[Openscrobbler-devel] Distributing the system

SourceForge Headquarters 1320 Columbia Street Suite 310 San Diego, CA 92101 +1 (858) 422-6466

So I have some fairly concrete thoughts about how to distribute the 
system over the Internet. It's not "peer-to-peer" yet but we'll see.

First, it may not be necessary for users to be directly aware of the 
multi-server atmosphere. Usernames could include the server the user is 
assigned to or the central server could know which server holds each 
user.

My observation is the majority of statistics are not inter-user. They 
are about one user at a time. This perfect for "clustering" where each 
server is responsible for any number of servers. What remains is the 
aggregated stats. I believe the solution for this is each cluster to 
generate its own aggregate stats - this is generally the "hard work." 
The central server then takes the results from those aggregate stats 
and combines them into a central aggregation.

This still presents a problem, though. First, this is a lot of data. 
The initial stuff like "top artists" and "top users" is easy. What is 
not: every artist has top songs and top users. There are thousands of 
artists. Every song has top users. There are TONS of songs. And this 
assumes we're "only" copying the Audioscrobbler feature set.

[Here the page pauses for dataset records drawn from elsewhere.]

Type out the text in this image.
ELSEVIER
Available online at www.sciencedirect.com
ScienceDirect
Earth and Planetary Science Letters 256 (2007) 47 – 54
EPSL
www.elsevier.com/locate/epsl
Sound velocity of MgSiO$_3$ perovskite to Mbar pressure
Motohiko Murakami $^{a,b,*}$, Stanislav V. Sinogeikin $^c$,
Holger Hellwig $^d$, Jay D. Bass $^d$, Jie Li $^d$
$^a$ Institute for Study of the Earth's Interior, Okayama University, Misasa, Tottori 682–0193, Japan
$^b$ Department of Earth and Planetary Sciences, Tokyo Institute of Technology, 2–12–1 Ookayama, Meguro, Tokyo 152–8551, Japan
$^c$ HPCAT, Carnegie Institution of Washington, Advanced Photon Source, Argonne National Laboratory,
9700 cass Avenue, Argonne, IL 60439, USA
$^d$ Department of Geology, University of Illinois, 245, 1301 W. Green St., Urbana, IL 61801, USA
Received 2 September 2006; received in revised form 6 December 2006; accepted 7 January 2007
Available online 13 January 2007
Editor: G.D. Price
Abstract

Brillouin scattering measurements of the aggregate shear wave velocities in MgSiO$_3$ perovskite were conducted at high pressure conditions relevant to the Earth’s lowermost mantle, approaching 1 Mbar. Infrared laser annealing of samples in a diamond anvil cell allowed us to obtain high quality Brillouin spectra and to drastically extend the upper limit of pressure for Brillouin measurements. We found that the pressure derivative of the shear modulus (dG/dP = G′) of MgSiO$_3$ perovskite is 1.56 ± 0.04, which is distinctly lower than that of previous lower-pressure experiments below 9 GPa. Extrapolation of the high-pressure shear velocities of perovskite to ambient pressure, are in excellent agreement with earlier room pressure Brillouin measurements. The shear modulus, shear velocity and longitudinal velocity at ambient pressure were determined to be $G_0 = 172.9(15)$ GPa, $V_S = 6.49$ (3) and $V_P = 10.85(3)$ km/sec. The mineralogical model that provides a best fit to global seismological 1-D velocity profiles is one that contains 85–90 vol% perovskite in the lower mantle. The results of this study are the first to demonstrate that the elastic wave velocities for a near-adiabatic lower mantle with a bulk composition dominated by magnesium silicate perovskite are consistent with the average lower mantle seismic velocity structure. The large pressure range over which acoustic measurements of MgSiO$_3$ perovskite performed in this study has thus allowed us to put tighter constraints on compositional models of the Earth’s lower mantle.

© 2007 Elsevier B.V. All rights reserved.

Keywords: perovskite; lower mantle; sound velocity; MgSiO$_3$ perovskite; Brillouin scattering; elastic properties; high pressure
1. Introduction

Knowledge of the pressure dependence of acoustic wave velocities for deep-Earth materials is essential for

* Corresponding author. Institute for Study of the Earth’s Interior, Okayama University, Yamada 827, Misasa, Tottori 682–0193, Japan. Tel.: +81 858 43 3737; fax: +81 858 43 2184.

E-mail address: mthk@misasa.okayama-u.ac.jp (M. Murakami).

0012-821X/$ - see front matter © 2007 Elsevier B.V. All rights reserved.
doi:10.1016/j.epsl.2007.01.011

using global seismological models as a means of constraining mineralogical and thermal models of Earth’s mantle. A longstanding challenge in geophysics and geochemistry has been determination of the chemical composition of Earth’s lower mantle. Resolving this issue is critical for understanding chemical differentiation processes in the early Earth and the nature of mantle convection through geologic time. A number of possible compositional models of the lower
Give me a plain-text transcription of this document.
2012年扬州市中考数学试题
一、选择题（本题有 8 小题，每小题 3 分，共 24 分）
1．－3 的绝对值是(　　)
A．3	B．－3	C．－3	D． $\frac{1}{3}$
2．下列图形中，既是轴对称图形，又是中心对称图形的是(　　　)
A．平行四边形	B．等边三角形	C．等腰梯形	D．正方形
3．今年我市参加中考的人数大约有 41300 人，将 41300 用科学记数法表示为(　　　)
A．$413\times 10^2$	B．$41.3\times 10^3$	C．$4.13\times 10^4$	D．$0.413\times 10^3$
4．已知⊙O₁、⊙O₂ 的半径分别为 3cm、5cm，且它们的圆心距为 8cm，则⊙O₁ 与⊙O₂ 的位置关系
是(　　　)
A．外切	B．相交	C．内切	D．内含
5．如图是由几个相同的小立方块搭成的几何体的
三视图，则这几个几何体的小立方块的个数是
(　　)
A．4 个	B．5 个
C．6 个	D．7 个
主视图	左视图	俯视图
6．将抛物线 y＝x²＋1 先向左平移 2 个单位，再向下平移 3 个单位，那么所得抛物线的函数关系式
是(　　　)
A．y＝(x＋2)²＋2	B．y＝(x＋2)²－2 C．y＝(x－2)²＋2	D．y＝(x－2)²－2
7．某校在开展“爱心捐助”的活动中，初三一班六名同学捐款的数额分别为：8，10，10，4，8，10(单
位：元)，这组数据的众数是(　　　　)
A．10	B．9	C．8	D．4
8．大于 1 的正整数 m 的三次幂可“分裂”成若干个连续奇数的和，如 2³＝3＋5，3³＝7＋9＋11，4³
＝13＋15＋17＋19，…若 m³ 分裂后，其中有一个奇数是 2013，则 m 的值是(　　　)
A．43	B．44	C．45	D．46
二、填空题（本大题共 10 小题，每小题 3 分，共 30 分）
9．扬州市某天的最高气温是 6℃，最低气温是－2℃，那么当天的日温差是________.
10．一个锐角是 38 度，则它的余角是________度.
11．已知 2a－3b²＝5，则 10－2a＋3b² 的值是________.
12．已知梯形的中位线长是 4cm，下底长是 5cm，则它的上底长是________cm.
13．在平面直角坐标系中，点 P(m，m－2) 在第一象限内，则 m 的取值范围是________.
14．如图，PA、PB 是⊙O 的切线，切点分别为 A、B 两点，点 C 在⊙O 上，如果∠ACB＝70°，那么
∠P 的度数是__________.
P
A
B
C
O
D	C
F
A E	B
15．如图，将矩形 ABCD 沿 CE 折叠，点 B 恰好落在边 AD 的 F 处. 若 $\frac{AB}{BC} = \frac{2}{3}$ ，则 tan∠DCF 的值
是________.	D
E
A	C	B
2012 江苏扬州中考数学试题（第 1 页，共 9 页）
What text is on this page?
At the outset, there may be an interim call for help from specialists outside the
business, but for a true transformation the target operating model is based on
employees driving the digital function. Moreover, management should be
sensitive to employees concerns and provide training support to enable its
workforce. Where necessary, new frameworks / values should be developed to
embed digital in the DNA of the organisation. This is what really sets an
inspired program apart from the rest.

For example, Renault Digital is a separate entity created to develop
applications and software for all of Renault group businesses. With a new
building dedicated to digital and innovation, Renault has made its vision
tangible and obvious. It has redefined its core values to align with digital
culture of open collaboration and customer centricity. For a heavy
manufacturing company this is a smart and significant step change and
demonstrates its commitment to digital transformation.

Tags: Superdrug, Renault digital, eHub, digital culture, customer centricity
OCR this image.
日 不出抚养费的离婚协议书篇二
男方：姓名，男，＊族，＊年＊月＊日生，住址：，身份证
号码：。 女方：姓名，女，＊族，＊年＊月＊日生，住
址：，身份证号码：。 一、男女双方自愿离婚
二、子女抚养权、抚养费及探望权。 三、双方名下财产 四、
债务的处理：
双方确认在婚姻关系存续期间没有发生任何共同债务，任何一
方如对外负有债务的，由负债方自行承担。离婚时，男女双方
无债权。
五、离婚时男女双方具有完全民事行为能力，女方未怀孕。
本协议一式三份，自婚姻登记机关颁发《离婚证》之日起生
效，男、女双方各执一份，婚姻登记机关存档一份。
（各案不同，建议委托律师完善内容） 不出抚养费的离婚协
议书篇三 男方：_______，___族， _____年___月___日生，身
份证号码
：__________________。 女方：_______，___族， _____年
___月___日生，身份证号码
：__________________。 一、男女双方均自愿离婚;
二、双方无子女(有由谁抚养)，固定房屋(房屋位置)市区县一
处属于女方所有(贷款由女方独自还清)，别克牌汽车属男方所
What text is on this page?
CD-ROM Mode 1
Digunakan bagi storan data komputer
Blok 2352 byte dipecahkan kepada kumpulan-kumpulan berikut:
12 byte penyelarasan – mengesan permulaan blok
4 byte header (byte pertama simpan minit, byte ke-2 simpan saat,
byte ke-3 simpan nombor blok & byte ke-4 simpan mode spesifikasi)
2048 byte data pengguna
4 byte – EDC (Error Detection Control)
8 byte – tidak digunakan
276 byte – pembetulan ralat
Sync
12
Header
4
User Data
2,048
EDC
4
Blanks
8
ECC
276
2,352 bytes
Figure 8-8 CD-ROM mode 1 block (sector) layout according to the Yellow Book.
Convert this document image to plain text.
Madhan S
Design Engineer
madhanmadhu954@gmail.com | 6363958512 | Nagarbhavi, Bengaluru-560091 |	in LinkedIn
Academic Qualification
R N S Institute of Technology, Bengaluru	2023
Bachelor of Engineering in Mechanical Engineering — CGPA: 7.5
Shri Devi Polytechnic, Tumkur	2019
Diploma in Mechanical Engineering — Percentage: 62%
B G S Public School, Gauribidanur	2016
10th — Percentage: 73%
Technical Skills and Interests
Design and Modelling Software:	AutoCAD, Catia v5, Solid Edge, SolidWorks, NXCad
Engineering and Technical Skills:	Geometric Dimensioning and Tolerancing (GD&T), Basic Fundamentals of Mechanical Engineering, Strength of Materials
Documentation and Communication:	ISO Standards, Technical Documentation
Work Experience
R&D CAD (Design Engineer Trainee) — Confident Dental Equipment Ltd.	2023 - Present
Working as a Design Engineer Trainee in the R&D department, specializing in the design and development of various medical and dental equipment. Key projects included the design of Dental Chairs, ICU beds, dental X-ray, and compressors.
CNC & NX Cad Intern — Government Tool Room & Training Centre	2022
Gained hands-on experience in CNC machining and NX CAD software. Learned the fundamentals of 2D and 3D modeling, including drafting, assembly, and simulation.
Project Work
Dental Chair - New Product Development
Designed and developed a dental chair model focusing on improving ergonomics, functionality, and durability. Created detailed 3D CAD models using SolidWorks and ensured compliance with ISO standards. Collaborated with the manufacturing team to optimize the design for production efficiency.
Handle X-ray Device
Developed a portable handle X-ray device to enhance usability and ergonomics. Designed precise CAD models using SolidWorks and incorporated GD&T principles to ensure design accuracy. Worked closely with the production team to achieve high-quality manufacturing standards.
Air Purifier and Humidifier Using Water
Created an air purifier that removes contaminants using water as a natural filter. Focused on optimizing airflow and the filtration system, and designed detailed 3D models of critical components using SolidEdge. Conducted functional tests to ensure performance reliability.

Another idea is to not aggregate something until a user requests it, 
and then cache it and only re-aggregate it at most once a week. 
Assuming a very large number of songs will never be requested, this 
could save a lot. Plus it would distribute the requests to the clusters 
more slowly.

Another issue is unique IDs. Assuming we store songs/albums/artists in 
a database, how will the clusters have the same IDs as the central 
database (or, every other database)? The first inclination is to store 
this on the central server and have the clusters download this 
information. When a new song is submitted to a cluster, it tells the 
central server.

Obviously this isn't very "peer-to-peer," it's really coordinated 
internet clustering. There's still a lot for the central server to do, 
and I believe it needs more thought.

--JD